Ogni 7 gennaio da quarantasei anni a questa parte Acca Larentia, la sede del Msi nascosta ai piedi di un condominio del quartiere medio-borghese del Tuscolano davanti alla quale nel 1978 vennero uccisi tre giovani missini, diventa un luogo topico della galassia fascista e post-fascista. Quel cortile, in fondo a una rampa di scale sul quale adesso si affaccia un supermercato, per un giorno si trasforma in un sacrario della memoria nera. Uno spazio dentro il quale i camerati dimenticano litigi, contese per l’egemonia, divisioni decennali. Ci vanno tutti: dagli ex di Alleanza nazionale che sono passati dalla svolta di Fiuggi ai militanti dei gruppi più estremi. Fino a due anni fa era un’habitué anche Giorgia Meloni. In queste ore riemergono sue foto (correva l’anno 2008) in compagnia di Giuliano Castellino, fresco di condanna a più di otto anni per l’assalto alla Cgil del 2021. Tuttavia, da quando è diventata presidente del consiglio la leader di Fratelli d’Italia salta l’appuntamento ed evita anche di ricordare l’evento sui suoi profili social.
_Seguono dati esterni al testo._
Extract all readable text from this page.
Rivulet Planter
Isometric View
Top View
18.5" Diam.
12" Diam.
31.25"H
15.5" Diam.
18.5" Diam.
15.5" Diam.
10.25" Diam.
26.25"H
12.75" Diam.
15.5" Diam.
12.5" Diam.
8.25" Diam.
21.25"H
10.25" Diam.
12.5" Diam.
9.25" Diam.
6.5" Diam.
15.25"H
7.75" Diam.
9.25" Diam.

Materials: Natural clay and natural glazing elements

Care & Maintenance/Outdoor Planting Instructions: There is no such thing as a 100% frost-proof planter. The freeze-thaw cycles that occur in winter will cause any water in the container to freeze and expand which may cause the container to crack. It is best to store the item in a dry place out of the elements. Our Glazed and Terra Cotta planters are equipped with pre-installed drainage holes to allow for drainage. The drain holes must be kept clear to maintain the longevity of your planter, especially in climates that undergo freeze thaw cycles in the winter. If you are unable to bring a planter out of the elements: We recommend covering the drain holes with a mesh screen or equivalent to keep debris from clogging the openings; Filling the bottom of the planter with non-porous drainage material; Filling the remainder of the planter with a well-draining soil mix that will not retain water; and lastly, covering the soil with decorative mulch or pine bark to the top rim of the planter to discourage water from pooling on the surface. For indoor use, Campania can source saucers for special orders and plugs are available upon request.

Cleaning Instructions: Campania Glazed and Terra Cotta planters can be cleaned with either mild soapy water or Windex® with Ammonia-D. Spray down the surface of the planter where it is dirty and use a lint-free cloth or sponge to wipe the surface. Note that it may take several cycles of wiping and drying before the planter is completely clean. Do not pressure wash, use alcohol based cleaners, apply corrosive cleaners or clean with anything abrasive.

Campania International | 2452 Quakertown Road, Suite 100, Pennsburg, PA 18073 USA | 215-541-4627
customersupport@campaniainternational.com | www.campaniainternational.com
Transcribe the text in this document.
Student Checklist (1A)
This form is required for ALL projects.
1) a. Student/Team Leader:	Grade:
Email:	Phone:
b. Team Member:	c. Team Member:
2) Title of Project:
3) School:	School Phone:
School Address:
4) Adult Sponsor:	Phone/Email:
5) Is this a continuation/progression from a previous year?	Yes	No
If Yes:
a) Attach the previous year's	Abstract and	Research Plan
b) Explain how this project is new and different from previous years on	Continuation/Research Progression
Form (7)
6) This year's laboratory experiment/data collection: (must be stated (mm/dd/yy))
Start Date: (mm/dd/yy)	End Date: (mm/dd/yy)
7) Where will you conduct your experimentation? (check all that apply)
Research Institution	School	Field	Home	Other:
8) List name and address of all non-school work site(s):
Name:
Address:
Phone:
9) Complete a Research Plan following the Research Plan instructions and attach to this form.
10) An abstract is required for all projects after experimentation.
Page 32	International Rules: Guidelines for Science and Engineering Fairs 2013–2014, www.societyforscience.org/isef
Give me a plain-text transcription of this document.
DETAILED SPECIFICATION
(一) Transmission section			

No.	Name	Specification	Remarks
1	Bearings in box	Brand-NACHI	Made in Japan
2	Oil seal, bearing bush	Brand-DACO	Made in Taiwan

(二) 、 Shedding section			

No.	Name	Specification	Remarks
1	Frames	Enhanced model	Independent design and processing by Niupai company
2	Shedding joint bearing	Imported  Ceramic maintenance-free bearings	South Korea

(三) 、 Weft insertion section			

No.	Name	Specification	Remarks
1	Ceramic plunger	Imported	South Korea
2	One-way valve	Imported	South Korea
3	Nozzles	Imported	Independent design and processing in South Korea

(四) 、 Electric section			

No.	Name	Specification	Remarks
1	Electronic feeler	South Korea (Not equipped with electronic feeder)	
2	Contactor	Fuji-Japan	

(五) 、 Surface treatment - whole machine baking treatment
CIÒ NON TOGLIE che gli eventi del 7 gennaio restino la cartina di tornasole dello stato dell’estrema destra italiana. Qui, negli anni recenti, si è misurata la portata di passaggi politici e mutamenti di fase. Sullo sfondo, è andato in scena quel «culto dei morti» che nel nome dei «camerati caduti» ha tenuto in filo nero tra figure all’apparenza inconciliabili. Domenica scorsa, ad esempio, davanti alla gigantesca croce celtica di Acca Larentia si è presentato Fabio Rampelli, per rivendicare la conquista di Palazzo Chigi da parte di un partito che discende in linea diretta con il Msi. Il che, ha sostenuto il vicepresidente della Camera, rappresenta il riscatto storico, la «vittoria». Non bisogna dimenticare che lo stesso Rampelli, una delle figure storie della destra romana, dall’inizio legislatura chiede che si istituisca una «commissione d’indagine sugli anni di piombo».

IN MATTINATA si è presentato anche il presidente della Regione Lazio Francesco Rocca, in compagnia dell’assessore alla cultura del comune di Roma Miguel Gotor. Qualche saluto romano alla spicciolata, qualche gruppetto che ha intonato tre volte il «Presente» come da tradizione. Tutto ciò prima del raduno serale, quando il cortile si è riempito per la coreografica messa in scena del saluto collettivo e delle urla, braccia al cielo, in nome delle tre vittime del 1978. È questa l’immagine che ha fatto il giro di mezzo mondo e che, ad esempio, ha condotto il corrispondente da Roma della Bbc Mark Lowen ad aggiungervi questa didascalia: «Italia, 2024: il saluto romano nel cuore della capitale. Un paese che non ha mai attraversato una ‘de-fascistizzazione’ postbellica come ha fatto la Germania, e dove la glorificazione del fascismo è in qualche modo ancora accettata».

INSOMMA, anche se Meloni (quest’anno) non c’era, la commemorazione ha acceso le polemiche e messo sotto i riflettori il partito della premier, che ancora una volta non riesce a fare i conti con il passato. Le opposizioni (tutte: dai renziani fino alla sinistra) chiedono che Meloni si esprima e che la giustizia proceda. Da Fratelli d’Italia parla di «solita ipocrisia della sinistra» che «finge solo oggi di scoprire la commemorazione». «Utilizzare il ricordo della tragica morte di tre ragazzi ammazzati dall’odio comunista per fare bieca propaganda è squallido e vigliacco». La Digos fa sapere che invierà un’informativa alla procura per ricostruire quanto avvenuto. A quel punto, una volta ricevuto il rapporto di polizia, i magistrati valuteranno se aprire un fascicolo sulla vicenda. In polemica con l’apparizione di Rocca, la consigliera Pd del Lazio Eleonora Mattia ha presentato una proposta di legge per l’inserimento dei riferimenti alla Resistenza e all’antifascismo nello Statuto regionale. Il M5S ha presentato un esposto alla procura. Insorge anche la comunità ebraica romana. «Il saluto romano è un insulto e un oltraggio inaccettabile, in particolare alla memoria di tutte le vittime del nazi-fascismo – sono le parole del presidente Victor Fadlun – Quel gesto per noi significa lutti e sofferenze che si rinnovano attraverso le generazioni. È un controsenso ritenere che possa essere un omaggio adeguato a una commemorazione».